An Opportunity to Change the Industry for the Better
In considering my life in print, I must say I was not born to it, I did not achieve it, nor did I have it thrust upon me, but rather I would venture a fourth category, namely, “stumbled into it accidentally.”
At various points I had brief encounters with print in some way. When I was young, my father, a newspaper man, took me to work and showed me how newspapers were printed. I thought the presses were impressive, but I found more fascinating the man sitting in the dark little room in the back setting down the lead type to form the pages of the paper. (He could read backwards!) Twenty years later, Dad showed me this new software that replaced the only process I had ever seen — a thing called PageMaker. He was very excited that he could layout a smallish newspaper in less than a day.
Then a few years after that, in the late 80s, a friend of mine started running a small print service out of a strip mall in Georgia. Being young and needing all the cash I could get my hands on, I worked for him on days off and in the evenings. I learned to run a small 2-color Ryobi and most of the finishing and binding equipment you’d find in any quick print shop. Alas, I did not yet think print was a career for me. My friend sold his shop at the age of 50 and moved to Ecuador to live a life of leisure and adventure.
Fast forward another 15 years or so, I’m still dodging about trying to make money, between jobs, and a friend asks me to help where he was a manager at a color separation outfit in the flexographic printing world. I said sure, but what’s flexographic printing? After being properly schooled on the fine craft of platemaking, I did that, a well as assemble color keys, go on press checks and manage accounts for the next two years. And, thus, my printing career was born.
Well, not quite. It seems that there was change afoot in the platemaking world. Many clients were installing their digital sparks for platemaking and cutting out the middle guy. It was not the last time I would hear the word “digital” and how it was disrupting print. Reading the tea leaves, I decided to jump and wound up at another printing company, but this time in the retail space as a project manager. I was once removed from the printing process, but since I knew some of the lingo, they handed me print heavy accounts. After two years, I was plucked from obscurity to run their graphics printing division. I’m still not sure why the COO took a chance handing over an eight-figure operation to an avowed novice, but I’m very happy she did.
For the next eight years I spent my days, and a few nights, immersing myself in the business of running a print shop with 75 employees, part of a company of 300 employees. I learned much about screen printing. We also had offset, and with my hire we began the process of migrating as much and as fast as possible to digital print. By the time I left, the vast majority (90%) of the print produced was digitally printed and digitally cut. We also took on a new MIS system, scheduling system, web-to-print interface, and were in the process of automating and integrating file prep, job tracking and workflows when I left. It was quite a time.
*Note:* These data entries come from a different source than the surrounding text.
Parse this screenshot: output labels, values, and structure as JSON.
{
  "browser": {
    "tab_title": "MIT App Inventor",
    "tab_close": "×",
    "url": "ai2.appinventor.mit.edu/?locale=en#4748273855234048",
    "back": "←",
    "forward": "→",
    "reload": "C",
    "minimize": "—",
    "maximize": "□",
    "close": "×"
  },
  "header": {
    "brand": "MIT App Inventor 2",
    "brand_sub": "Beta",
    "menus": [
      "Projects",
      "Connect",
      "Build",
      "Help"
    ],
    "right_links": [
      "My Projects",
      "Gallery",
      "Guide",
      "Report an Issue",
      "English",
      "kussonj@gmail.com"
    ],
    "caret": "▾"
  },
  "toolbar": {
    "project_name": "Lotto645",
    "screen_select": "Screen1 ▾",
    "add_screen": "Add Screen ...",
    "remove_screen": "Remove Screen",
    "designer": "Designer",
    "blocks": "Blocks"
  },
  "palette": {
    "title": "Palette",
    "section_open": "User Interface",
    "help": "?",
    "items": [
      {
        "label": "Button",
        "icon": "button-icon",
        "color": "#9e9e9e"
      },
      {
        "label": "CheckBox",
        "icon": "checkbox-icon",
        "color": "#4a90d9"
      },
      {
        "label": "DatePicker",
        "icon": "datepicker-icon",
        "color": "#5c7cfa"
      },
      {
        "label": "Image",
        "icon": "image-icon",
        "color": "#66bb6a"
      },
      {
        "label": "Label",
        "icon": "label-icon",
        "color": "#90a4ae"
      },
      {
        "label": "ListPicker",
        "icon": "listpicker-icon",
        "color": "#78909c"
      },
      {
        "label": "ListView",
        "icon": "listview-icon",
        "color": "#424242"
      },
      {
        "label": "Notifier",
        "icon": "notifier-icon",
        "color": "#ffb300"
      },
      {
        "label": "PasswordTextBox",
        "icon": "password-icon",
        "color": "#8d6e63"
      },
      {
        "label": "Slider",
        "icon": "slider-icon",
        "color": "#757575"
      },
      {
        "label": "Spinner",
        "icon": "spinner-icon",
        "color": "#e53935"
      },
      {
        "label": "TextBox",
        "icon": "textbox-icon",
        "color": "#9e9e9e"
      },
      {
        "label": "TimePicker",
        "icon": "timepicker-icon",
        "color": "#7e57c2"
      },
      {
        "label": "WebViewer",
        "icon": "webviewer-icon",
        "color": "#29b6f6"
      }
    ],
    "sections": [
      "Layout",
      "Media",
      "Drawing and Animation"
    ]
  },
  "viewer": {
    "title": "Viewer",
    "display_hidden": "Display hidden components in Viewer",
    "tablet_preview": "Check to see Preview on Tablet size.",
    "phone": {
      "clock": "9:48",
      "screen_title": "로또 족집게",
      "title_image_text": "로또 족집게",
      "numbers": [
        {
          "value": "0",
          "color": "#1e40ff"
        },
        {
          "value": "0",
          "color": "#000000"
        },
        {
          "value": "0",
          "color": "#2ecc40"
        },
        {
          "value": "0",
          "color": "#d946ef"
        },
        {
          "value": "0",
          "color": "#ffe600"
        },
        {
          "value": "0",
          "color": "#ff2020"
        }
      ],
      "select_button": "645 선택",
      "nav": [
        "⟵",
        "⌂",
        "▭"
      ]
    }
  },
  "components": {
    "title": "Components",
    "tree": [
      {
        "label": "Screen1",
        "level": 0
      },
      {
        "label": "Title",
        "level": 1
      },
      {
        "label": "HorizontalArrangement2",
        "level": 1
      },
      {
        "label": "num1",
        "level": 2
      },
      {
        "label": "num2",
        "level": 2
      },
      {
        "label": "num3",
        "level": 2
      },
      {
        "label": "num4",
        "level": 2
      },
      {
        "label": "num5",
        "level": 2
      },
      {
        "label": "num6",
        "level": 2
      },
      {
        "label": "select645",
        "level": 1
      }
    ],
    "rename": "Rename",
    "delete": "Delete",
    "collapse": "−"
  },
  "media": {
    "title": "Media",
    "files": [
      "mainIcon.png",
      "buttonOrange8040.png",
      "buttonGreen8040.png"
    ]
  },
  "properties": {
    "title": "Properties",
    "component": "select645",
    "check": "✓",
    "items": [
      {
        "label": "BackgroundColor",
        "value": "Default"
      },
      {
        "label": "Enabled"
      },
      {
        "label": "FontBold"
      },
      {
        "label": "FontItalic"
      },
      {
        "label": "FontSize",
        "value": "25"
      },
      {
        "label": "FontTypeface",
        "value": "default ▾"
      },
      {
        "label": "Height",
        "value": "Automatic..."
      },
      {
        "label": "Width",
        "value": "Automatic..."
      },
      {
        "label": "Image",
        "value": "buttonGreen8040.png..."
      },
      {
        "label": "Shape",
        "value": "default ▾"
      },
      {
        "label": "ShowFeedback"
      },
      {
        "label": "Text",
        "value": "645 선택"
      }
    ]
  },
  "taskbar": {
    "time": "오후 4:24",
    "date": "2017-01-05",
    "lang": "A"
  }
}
So, when I left that job to take the reigns at SGIA, I came with a bit of historical insight, however brief, and some definite notions about what the future might look like, both for an Association and a trade show. The first thing I knew was that print was ever-changing. You can’t stop it; you can’t even slow it down. The best you can do is figure out the best way to take advantage of it. I also knew that printers no longer fit into neatly defined categories. With digital printing technologies in place, moving to adjacent markets and starting up new product offerings was much easier than in the past. I did it, and so could others. I also understood that suppliers and manufacturers were subject to the same stresses and strains that any printer in a shifting market faces. Their marketing dollars have to perform better than ever — OEMs and printers simply have more markets and audiences to address. And from this confluence of market forces came the concept of PRINTING United. At least in theory.
What I wasn’t sure about was how to get all the printer audiences in the same place with all the relevant suppliers with their offerings. That is, until I met my kindred spirits at NAPCO Media in the persons of Mark Subers and Dave Leskusky, who, through a much longer history and even deeper understanding, saw the changing market and opportunities to change the industry for the better the same way I did. Coming together we now we had something that would be a credible, strategic, and potent answer to the market forces shaping our industry. And PRINTING United is that something.
With NAPCO Media’s audiences of commercial, in-plant and packaging, and SGIA’s audiences of graphics, garment and industrial, as well as our collective reach into the suppliers of these same communities, the opportunity to bring the audiences together with the full range of solutions is clear. It is, in fact, compelling. The only question left for those reading their own tea leaves: How will you respond to change?
Ford Bowers is the CEO of PRINTING United Alliance.